As all this was going on, an airliner was waiting to take off from one of National’s runways. Its pilot had seen a white object flash across the sky but had assumed it was a meteor. Yet just after takeoff, this pilot was informed by the National tower that UFOs were coming close to his airplane. The pilot r
esponded that he could see six fast-moving objects, all without tails and white in color. The pilot had the strange objects in sight for nearly fifteen minutes, during which he was in constant radio contact with the National tower. The National controllers confirmed that whatever the airline pilot was seeing, they were seeing on their radar screens, too. And when the pilot reported that one of the objects had flown off at tremendous speed, it disappeared from radar screen at the National tower as well.
Finally, two jet fighters arrived on the scene. Runways at Andrews were under repair, so the fighters had to fly in from a base in Delaware. But just as soon as the airplanes showed up, all the UFOs suddenly disappeared. The fighters flew around for a while, trying to spot anything unusual, but they soon ran low on fuel and had to leave.
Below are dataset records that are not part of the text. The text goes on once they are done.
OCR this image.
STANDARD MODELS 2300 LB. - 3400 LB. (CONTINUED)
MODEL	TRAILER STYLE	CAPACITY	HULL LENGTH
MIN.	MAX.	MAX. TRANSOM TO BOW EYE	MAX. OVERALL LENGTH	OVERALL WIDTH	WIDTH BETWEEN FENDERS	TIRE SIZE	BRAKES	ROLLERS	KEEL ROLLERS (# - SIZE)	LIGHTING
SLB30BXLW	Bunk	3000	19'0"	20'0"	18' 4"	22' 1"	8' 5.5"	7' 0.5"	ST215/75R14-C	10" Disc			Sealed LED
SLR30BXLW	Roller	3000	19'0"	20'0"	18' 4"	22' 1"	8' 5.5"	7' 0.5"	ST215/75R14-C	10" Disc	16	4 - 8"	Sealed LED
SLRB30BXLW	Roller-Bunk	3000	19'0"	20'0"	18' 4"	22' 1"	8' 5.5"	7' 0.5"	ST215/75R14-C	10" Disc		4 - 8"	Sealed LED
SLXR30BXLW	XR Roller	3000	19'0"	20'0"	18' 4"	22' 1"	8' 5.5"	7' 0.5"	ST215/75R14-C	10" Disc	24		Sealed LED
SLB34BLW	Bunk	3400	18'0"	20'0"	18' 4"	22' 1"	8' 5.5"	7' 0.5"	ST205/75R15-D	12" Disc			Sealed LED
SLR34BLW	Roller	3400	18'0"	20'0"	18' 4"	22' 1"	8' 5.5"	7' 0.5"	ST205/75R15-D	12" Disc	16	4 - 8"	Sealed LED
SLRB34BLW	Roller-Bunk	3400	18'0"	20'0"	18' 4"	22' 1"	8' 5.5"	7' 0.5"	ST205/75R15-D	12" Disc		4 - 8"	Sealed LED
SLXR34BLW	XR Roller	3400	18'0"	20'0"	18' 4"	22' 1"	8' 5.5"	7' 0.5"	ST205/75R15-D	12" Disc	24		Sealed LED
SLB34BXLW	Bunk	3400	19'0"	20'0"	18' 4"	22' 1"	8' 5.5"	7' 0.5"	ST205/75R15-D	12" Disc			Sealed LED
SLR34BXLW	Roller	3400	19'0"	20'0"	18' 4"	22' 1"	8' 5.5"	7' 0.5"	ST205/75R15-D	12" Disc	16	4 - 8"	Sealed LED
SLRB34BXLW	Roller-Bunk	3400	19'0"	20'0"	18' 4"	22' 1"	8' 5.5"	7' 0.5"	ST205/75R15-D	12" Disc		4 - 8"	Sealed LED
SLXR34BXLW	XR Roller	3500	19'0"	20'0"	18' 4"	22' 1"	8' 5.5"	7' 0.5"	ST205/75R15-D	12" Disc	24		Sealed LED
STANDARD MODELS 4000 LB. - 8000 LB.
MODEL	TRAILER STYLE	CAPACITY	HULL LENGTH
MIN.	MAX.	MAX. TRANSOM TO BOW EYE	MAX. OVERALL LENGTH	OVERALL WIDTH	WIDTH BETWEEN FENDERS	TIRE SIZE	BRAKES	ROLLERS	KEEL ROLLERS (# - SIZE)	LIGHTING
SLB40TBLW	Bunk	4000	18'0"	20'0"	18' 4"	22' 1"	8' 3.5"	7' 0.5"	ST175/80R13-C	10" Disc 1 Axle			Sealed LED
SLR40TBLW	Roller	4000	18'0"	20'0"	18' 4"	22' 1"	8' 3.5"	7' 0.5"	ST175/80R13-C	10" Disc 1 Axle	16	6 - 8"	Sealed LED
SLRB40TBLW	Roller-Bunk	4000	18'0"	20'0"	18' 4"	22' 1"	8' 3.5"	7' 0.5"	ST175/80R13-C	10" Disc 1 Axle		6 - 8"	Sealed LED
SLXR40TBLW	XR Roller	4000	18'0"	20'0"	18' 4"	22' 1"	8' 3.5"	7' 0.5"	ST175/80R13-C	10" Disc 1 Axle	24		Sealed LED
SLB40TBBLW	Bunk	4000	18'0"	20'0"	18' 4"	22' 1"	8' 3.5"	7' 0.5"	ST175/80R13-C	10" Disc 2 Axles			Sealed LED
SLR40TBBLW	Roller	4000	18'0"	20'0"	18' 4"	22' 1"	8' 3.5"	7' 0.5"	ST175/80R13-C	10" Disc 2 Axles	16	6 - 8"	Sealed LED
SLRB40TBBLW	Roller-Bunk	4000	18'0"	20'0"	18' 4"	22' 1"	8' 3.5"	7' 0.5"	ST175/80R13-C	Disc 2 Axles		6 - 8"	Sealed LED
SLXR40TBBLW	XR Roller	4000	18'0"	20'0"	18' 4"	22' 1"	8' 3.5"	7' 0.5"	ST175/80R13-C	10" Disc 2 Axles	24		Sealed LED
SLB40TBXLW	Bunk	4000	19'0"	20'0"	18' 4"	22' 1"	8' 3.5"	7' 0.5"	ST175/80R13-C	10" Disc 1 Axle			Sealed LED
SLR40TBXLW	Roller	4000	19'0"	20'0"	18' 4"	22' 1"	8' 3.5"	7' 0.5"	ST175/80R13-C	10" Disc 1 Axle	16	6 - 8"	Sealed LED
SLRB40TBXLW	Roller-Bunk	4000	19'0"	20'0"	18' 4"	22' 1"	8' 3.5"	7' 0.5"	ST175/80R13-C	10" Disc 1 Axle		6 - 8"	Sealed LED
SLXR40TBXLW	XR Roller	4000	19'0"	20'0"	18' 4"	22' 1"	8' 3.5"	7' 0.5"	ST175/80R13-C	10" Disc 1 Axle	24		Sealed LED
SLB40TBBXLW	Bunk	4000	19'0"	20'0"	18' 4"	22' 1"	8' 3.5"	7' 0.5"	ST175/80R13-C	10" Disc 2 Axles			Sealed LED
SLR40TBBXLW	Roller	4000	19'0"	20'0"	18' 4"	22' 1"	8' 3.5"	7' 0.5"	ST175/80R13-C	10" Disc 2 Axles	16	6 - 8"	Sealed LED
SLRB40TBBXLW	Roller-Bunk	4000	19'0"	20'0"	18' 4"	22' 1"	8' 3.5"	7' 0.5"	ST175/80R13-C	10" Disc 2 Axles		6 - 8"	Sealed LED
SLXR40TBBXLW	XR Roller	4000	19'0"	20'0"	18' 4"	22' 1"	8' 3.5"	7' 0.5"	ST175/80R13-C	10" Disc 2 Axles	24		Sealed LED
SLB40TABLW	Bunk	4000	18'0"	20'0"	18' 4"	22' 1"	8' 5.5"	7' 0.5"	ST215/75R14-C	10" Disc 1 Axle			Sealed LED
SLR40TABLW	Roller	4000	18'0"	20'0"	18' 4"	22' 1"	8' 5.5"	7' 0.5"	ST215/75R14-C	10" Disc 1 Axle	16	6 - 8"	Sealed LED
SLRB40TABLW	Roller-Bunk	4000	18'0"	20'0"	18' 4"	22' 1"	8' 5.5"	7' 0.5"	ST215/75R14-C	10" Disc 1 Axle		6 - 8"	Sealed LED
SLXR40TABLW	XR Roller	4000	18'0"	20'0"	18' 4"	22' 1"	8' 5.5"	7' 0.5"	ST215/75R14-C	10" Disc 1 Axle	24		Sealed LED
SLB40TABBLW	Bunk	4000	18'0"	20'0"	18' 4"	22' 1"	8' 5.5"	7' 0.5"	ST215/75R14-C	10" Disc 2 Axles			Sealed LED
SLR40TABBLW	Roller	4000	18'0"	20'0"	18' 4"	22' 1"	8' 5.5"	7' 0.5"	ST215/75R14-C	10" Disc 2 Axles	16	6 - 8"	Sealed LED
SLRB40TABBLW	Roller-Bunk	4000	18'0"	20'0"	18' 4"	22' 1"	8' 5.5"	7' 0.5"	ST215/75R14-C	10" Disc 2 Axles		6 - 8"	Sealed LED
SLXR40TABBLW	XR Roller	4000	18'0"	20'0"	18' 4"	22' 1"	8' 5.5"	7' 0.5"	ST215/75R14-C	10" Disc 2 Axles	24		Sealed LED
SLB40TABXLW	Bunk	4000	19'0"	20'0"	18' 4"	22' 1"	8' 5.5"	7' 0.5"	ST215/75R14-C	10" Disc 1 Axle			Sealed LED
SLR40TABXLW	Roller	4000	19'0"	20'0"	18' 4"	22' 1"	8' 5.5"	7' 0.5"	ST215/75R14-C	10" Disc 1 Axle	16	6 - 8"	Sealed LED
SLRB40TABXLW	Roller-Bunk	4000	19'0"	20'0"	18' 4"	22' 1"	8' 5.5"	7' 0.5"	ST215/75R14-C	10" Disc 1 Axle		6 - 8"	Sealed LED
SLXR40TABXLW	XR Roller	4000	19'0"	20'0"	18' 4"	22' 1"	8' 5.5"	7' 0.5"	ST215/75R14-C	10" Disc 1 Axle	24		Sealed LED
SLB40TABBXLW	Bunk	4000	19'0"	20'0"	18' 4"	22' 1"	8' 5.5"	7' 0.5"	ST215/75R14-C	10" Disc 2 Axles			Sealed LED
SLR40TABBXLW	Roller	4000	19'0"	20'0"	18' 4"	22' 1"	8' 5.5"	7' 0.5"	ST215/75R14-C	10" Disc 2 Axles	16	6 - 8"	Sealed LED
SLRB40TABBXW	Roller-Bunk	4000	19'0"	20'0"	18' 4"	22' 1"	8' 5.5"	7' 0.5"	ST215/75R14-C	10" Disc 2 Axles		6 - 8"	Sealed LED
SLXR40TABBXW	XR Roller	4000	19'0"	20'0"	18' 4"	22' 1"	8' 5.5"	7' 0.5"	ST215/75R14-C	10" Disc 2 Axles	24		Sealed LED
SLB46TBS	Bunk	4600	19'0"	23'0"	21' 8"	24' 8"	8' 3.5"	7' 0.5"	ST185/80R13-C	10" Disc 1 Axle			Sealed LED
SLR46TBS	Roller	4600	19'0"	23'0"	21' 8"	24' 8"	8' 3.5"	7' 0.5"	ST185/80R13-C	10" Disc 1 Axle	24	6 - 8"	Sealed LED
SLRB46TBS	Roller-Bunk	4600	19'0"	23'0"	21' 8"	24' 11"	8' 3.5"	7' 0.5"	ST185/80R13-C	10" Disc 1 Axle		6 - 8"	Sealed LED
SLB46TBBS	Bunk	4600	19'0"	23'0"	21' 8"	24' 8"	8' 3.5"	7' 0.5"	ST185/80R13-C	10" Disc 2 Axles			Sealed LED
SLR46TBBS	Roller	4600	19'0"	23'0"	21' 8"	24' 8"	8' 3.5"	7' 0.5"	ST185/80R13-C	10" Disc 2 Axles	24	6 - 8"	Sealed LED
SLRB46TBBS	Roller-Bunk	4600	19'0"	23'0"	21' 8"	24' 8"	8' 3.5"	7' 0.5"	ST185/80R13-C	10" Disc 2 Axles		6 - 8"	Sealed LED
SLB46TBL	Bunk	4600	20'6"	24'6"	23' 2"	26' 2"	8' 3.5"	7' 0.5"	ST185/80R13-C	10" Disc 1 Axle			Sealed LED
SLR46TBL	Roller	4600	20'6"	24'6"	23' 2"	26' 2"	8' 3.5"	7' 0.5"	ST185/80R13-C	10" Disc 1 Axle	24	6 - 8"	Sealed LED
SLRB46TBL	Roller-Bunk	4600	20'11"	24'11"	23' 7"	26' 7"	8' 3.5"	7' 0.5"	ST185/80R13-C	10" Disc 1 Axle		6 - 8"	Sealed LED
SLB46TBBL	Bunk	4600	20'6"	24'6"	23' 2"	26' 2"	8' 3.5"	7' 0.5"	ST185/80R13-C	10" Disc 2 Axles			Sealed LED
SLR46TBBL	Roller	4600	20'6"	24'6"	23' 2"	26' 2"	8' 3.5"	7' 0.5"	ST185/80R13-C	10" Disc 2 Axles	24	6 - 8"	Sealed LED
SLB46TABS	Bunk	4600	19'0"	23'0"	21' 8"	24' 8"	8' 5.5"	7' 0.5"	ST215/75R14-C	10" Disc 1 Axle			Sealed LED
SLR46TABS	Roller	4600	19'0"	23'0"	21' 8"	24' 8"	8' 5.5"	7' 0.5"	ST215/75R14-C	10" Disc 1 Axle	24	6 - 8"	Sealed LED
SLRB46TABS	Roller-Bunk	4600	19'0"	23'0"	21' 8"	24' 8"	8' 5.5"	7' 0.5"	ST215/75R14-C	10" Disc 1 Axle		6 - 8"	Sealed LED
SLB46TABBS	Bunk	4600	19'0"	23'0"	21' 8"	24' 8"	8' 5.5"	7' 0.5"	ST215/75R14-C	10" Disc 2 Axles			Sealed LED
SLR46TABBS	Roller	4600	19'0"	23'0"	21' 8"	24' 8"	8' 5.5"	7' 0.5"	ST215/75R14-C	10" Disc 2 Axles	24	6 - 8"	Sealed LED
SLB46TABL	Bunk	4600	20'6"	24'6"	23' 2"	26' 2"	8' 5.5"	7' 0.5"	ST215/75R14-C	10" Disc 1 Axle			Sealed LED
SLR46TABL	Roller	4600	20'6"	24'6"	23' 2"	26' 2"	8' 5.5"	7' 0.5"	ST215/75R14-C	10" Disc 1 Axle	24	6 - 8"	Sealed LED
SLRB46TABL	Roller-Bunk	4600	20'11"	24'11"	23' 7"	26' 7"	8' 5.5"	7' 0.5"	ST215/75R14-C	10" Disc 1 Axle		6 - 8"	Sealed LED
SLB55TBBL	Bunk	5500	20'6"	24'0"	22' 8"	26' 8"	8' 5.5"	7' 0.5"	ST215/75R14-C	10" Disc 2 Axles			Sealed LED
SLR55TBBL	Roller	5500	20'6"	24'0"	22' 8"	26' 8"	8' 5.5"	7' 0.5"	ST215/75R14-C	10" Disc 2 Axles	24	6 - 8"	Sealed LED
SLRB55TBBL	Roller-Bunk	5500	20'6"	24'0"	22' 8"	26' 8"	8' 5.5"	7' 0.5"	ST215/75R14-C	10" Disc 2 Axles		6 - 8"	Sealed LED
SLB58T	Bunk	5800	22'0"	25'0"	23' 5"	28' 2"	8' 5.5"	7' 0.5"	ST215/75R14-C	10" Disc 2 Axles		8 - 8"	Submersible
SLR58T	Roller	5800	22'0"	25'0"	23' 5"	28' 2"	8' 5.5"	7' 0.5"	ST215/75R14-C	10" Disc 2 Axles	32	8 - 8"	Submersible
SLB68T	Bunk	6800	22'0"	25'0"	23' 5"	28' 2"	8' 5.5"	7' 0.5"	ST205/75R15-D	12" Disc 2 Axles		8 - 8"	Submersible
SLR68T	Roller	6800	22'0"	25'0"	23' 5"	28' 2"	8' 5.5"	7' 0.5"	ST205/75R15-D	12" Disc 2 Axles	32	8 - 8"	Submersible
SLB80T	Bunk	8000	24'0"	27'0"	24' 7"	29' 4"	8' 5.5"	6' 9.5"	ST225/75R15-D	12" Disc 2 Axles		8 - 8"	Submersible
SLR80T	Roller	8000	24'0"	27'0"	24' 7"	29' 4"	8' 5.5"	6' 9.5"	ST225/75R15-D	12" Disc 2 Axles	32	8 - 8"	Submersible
Just as the jets departed, though, incredibly, the UFOs returned. This led the ATC people in the National tower to believe that the UFOs were somehow listening in on the radio traffic between the tower and the jets, knowing when to come and go.
The sightings continued until around 5:30 A.M., when the UFOs finally left for good.
* * *
The following day, Americans awoke to headlines like: “Saucers Invade DC” and “Saucers Swarm Over Capital.” The news immediately jammed the switchboards at both the White House and the Pentagon. People across the country feared the episode was just the start of some kind of UFO invasion of earth. Up to its neck with the fighting in Korea and other Cold War concerns, it’s easy to imagine the quandary the U.S. military found itself in once news of the DC sightings became widespread.
Yet by pure coincidence, the U.S. Air Force’s chief UFO investigator, Captain Edward Ruppelt of Project Blue Book, was in the Washington area that weekend. Project Blue Book was the successor to Project Grudge, the organization that was in charge of investigating aerial phenomena when the air force effectively slammed the door on any substantive UFO study back in 1949. Blue Book was started in 1951 as a revitalization of that study, in no small part because of the number of UFO sightings being made by military pilots fighting in Korea. And while never very robust in its methods, most UFO experts agree it was infinitely better than the days of Grudge.